Last year Suplizio Field saw 119 thousand JUCO fans and this year staff is expecting to see about the same. Since it's renovation a couple of years ago Suplizio Field has become an ideal spot for JUCO. The stadium's new setup and seating allows the committee to more easily track the number of guests.

"You could argue that this would be a 40 million dollar facility anywhere else," Hamilton said. "We have just done it by trade outs and brick and mortar over the last 50 years, which is pretty cool."

In an economic impact study done through the Grand Junction Chamber of Commerce about five years ago, the JUCO committee found the tournament had a $3.5 million impact on the community.

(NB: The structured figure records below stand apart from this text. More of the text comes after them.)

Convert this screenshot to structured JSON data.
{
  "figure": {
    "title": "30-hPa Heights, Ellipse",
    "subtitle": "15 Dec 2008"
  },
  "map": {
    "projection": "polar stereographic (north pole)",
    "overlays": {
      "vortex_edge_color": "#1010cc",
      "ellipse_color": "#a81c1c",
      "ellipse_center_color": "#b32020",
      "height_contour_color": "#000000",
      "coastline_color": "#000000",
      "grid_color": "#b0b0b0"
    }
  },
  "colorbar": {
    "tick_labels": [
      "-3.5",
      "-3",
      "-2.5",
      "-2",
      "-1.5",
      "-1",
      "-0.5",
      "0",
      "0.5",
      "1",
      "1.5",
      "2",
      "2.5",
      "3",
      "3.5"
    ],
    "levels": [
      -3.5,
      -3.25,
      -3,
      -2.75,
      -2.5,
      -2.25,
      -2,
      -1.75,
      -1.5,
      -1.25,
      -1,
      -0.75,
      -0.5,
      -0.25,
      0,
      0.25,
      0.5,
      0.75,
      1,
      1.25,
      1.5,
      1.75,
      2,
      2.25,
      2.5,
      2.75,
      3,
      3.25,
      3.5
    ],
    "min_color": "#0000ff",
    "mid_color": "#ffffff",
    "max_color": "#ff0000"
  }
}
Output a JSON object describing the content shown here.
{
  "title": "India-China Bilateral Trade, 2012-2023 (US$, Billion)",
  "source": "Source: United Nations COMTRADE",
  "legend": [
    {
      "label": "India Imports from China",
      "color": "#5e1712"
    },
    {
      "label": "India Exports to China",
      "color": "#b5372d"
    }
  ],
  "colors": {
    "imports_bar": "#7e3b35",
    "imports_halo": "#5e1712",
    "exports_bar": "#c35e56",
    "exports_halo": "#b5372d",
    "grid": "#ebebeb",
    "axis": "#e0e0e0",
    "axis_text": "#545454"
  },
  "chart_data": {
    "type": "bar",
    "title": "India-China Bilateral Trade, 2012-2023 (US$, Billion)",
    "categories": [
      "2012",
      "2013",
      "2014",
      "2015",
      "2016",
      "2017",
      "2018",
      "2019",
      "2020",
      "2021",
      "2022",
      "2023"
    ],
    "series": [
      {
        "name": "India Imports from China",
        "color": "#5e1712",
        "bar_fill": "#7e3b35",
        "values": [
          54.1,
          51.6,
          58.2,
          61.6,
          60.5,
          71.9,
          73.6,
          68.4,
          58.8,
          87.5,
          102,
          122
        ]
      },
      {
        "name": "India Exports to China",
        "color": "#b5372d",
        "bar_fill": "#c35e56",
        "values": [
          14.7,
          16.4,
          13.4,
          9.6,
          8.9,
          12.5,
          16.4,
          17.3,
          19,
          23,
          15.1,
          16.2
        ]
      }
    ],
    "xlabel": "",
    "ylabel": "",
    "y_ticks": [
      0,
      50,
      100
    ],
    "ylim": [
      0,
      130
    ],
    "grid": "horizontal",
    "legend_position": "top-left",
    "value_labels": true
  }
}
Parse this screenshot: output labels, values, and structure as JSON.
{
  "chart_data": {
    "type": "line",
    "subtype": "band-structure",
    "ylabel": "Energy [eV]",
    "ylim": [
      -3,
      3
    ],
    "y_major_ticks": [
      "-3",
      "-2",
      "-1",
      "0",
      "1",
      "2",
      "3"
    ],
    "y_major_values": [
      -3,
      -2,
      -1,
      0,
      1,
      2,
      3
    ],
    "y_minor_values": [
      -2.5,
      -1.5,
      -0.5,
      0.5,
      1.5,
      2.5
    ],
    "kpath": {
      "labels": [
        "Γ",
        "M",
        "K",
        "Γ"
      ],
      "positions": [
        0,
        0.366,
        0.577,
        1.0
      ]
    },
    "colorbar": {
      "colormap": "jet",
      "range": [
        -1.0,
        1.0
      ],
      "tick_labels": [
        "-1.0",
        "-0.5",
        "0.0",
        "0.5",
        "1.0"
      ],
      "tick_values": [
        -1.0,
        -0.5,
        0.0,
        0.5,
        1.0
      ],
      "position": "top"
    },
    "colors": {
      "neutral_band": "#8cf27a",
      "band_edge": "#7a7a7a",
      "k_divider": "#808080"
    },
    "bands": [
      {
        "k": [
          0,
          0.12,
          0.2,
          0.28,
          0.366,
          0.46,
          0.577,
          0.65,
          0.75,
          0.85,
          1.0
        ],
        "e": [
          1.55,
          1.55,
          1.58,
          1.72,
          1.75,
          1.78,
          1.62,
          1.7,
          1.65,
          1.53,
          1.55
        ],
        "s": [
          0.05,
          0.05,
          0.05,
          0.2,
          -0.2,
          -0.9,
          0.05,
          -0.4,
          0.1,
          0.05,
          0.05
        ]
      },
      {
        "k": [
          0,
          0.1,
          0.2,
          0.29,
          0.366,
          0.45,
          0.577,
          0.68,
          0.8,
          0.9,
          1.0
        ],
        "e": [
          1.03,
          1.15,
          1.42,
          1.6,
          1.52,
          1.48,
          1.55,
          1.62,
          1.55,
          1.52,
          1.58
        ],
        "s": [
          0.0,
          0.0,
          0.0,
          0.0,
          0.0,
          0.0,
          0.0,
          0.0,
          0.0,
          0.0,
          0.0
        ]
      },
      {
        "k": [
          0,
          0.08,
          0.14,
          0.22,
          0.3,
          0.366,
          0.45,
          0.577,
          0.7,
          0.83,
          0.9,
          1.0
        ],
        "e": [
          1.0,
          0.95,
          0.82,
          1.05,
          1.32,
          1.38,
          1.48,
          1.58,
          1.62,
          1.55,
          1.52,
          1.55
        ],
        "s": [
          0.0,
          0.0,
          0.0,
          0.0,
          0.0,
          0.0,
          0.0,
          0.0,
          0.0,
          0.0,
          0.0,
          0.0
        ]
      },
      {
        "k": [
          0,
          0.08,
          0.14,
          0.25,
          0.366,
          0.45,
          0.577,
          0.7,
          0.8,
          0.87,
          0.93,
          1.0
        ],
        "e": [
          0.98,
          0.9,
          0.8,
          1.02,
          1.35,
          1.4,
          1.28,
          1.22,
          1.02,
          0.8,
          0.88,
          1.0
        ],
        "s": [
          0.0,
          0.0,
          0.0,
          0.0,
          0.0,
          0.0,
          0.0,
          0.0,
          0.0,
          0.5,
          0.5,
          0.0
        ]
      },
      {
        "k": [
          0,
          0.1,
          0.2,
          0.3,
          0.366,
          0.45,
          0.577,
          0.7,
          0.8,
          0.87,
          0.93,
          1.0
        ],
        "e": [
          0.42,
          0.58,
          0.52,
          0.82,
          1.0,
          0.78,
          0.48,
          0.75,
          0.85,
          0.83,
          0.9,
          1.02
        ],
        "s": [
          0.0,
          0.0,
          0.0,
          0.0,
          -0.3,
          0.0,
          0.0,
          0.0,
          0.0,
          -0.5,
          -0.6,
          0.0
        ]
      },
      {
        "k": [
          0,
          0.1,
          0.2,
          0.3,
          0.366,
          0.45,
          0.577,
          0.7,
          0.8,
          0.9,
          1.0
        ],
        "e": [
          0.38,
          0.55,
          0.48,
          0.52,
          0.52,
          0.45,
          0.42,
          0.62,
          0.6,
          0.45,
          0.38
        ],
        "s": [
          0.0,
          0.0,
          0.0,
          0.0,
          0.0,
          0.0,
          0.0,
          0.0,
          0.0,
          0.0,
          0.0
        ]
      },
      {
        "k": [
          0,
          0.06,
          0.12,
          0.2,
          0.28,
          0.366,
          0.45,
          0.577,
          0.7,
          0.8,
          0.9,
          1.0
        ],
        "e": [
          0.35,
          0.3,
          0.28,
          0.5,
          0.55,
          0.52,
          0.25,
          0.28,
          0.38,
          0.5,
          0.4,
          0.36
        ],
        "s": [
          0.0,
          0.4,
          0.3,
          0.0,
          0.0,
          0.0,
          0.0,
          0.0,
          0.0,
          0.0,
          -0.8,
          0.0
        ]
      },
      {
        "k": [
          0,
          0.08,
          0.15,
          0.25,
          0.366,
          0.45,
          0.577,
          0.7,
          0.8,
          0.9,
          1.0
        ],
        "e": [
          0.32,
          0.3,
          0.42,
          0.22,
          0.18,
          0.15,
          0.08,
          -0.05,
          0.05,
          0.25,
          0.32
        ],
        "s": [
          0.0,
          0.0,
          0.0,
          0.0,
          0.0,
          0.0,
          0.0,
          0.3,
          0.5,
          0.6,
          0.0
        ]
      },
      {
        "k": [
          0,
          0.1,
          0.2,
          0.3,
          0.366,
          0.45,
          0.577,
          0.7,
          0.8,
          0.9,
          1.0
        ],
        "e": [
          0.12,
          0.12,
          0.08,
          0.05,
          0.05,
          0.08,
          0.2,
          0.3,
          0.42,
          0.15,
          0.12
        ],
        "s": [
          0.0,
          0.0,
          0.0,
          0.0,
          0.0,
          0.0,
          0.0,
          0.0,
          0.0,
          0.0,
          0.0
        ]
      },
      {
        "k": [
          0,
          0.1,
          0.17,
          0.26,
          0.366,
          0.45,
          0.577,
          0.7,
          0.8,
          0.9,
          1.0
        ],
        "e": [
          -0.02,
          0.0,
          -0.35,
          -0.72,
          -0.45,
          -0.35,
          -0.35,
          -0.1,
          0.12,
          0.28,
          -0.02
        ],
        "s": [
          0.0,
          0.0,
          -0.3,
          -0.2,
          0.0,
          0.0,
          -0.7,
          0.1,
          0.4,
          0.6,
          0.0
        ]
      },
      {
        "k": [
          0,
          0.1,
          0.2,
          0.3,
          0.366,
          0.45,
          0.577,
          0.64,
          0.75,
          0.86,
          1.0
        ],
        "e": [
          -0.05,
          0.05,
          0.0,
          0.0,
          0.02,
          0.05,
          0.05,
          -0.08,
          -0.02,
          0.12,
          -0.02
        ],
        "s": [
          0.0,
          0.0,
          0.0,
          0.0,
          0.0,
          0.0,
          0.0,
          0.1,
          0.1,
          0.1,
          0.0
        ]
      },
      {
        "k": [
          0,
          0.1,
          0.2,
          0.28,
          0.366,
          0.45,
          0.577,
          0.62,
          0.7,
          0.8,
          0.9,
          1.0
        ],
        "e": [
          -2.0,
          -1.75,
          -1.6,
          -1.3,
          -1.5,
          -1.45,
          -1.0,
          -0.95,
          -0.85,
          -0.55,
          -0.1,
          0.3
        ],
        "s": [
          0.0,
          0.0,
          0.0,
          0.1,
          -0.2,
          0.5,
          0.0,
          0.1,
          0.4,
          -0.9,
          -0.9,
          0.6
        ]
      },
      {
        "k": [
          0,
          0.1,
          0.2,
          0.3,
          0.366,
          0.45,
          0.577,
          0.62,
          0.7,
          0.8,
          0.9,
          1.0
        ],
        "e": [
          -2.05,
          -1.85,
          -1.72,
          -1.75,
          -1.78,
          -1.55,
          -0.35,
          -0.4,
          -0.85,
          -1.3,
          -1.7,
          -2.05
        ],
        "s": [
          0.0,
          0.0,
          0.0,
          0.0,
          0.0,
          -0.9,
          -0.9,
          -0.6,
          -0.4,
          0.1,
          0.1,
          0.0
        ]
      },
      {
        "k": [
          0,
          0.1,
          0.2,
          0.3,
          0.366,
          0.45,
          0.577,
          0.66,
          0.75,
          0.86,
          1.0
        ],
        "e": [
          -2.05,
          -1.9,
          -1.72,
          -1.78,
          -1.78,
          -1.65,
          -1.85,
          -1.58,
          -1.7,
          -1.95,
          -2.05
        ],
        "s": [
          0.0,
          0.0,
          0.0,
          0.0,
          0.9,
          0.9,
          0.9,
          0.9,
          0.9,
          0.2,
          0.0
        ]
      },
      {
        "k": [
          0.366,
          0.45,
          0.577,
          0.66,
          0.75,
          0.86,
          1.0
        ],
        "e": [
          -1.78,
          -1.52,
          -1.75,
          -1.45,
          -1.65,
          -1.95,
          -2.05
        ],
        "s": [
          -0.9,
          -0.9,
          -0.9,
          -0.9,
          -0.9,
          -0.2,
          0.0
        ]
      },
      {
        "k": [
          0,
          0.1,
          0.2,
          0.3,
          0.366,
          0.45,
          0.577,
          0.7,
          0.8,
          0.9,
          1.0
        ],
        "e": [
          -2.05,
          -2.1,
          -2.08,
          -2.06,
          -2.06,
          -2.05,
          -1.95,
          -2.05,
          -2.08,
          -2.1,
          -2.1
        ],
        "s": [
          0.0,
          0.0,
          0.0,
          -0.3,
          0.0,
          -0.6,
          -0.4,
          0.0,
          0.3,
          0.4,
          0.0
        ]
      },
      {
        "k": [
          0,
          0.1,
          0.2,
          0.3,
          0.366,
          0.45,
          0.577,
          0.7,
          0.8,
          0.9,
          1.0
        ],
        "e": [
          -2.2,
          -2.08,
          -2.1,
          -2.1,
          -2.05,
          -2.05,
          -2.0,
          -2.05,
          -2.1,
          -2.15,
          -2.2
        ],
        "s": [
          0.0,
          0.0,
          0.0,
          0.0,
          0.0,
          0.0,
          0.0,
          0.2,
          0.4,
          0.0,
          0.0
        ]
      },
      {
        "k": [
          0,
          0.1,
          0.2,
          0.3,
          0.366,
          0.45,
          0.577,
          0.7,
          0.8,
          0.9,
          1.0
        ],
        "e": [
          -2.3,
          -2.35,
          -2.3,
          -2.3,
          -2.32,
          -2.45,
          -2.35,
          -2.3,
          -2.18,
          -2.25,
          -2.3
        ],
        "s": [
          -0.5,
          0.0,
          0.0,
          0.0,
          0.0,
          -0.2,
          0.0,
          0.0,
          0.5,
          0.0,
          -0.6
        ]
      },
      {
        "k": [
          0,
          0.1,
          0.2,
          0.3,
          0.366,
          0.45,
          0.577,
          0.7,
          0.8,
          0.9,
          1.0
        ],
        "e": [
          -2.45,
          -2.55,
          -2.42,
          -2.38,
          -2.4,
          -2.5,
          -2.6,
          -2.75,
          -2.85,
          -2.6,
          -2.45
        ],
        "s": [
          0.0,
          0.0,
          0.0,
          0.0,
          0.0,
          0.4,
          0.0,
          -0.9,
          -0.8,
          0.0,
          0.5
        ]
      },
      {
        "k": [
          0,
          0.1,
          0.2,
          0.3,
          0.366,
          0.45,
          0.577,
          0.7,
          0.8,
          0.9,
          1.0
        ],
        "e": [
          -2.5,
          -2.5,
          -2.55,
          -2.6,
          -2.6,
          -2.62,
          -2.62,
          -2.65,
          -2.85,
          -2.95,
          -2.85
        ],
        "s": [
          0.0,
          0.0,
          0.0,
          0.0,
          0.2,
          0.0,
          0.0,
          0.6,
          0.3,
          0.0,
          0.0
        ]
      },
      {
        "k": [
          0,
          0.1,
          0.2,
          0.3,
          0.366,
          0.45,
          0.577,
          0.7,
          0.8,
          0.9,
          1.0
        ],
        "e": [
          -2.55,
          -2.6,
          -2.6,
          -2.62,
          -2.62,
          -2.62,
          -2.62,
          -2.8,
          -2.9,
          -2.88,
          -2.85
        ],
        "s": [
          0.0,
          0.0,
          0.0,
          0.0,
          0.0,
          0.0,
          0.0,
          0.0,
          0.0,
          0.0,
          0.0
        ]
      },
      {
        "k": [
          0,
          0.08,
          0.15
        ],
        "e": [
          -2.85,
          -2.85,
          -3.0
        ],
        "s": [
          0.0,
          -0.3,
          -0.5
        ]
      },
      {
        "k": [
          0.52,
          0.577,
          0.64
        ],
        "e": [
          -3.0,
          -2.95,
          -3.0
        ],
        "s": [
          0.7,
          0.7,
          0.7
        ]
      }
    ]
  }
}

They predict at this point it's closer to $4 million.
Local Businesses have partnered with the event, doing sponsorships, advertising and even on-site sales. Famous Dave's brought their barbeque right to the stands.

"We couldn't ask for a better location really," Chris Feltus from Famous Dave's said. "There's a lot of people coming through the gates and they're seeing that we're here. It's a great thing."

A number of other businesses are involved in aspects outside of the ball park. CPC Solutions prints and sells all of the programs.

"I think this community owns JUCO, and it's one of those good four letter words," Hamilton said.

So far JUCO has brought in $236 thousand in sponsorships, $20 thousand on first day walk-up ticket sales and $93 thousand on pre-tournament sales. They are expecting to bring in about $450 thousand total.